Cowboys Star Jake Ferguson Blasts Coach After Disastrous First Season

Despite a tough season for the Cowboys, tight end Jake Ferguson isnt backing down from his belief in Brian Schottenheimers leadership.

The 2025 season didn’t go the way the Dallas Cowboys hoped, but if you ask tight end Jake Ferguson, there’s still a strong belief in the man now steering the ship: head coach Brian Schottenheimer.

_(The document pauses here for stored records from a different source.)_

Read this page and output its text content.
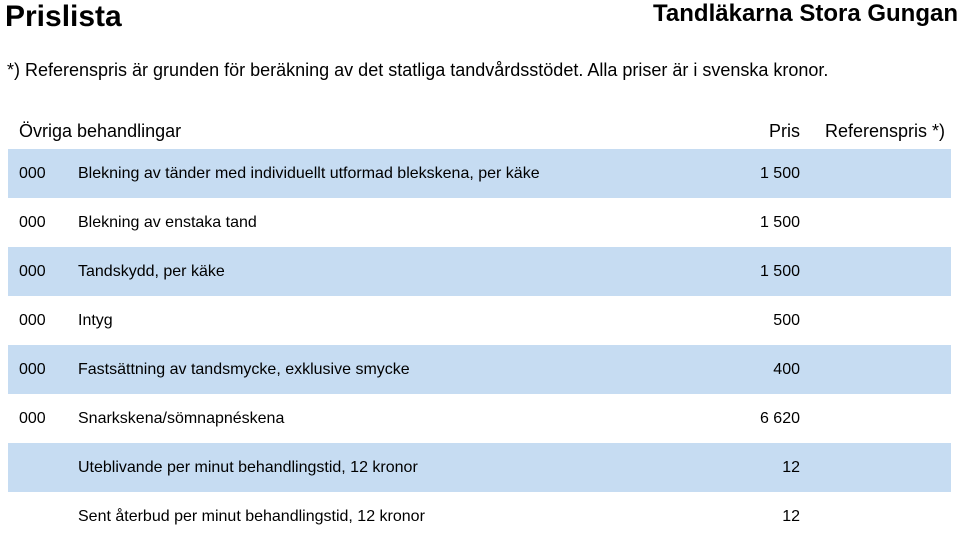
Prislista	Tandläkarna Stora Gungan
*) Referenspris är grunden för beräkning av det statliga tandvårdsstödet. Alla priser är i svenska kronor.
Övriga behandlingar	Pris	Referenspris *)
000 Blekning av tänder med individuellt utformad blekskena, per käke	1 500
000 Blekning av enstaka tand	1 500
000 Tandskydd, per käke	1 500
000 Intyg	500
000 Fastsättning av tandsmycke, exklusive smycke	400
000 Snarkskena/sömnapnéskena	6 620
Uteblivande per minut behandlingstid, 12 kronor	12
Sent återbud per minut behandlingstid, 12 kronor	12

After stepping up from offensive coordinator to head coach following the departure of Mike McCarthy, Schottenheimer inherited a roster with talent, expectations, and pressure that comes with leading the most scrutinized franchise in football. The Cowboys showed flashes throughout the year, but ultimately stumbled to a 7-9-1 finish, falling short of a playoff berth.

That record sparked plenty of questions about Schottenheimer’s readiness to lead. But inside the locker room, Ferguson made it clear: the players are buying in.

“There's a sense of, ‘Oh, this guy might talk the talk, but does he walk it?’” Ferguson said during an appearance on Good Morning Football.

“What he's talking about, he's doing. He stays consistent, never gets complacent, and he means what he says.”

That kind of endorsement matters, especially coming from a player who had a breakout season of his own. Ferguson hauled in 82 catches for 600 yards and eight touchdowns across 17 games, becoming a reliable target and a key piece of the Cowboys’ offensive identity. His production helped power a unit that, despite the team’s struggles, was one of the league’s most explosive.

Let’s put it in perspective: the Cowboys led the NFL with 4,735 passing yards, ranked fifth with 31 passing touchdowns, and added a top-10 ground game with 2,136 rushing yards and 18 rushing scores. The offense wasn’t the problem - it was a group that could move the ball, score in bunches, and keep defenses on their heels.

And that’s where Schottenheimer’s fingerprints are all over this team. Even in a season that fell short of expectations, his offensive scheme delivered production. Now, the challenge is translating that into wins.

Ferguson also pointed to Schottenheimer’s football lineage - his father, Marty Schottenheimer, was one of the most respected coaches of his era - and said the younger Schottenheimer is living up to that legacy.

“He’s just another great player’s coach I’ve had,” Ferguson said. “To know that his legacy comes from great coaches throughout his family - his father was a great coach - and he’s just next in line.”

But Schottenheimer isn’t leaning on family name or offensive stats to justify the season. After a 34-17 loss to the Giants in the finale, he faced the music head-on.

“I did not think that we would be 7-9-1,” Schottenheimer said. “I didn’t think that we wouldn’t be in the playoffs.

I expected to be in the playoffs and competing for the Super Bowl. We did not do that.

That starts with me. And I understand that.”

That’s not coach-speak - it’s accountability. And it came with a promise.

“We’re gonna get to the bottom of it,” he said. “We’re gonna work our asses off to figure it out. We’re gonna adjust and make changes that we need to do to help us get there.”

The Cowboys have the offensive firepower. If they can shore up the defensive side of the ball and find more consistency overall, they’ll be back in the mix in a wide-open NFC.

The pieces are there. The belief, at least inside the building, is there too.

Now it’s about turning that belief into results.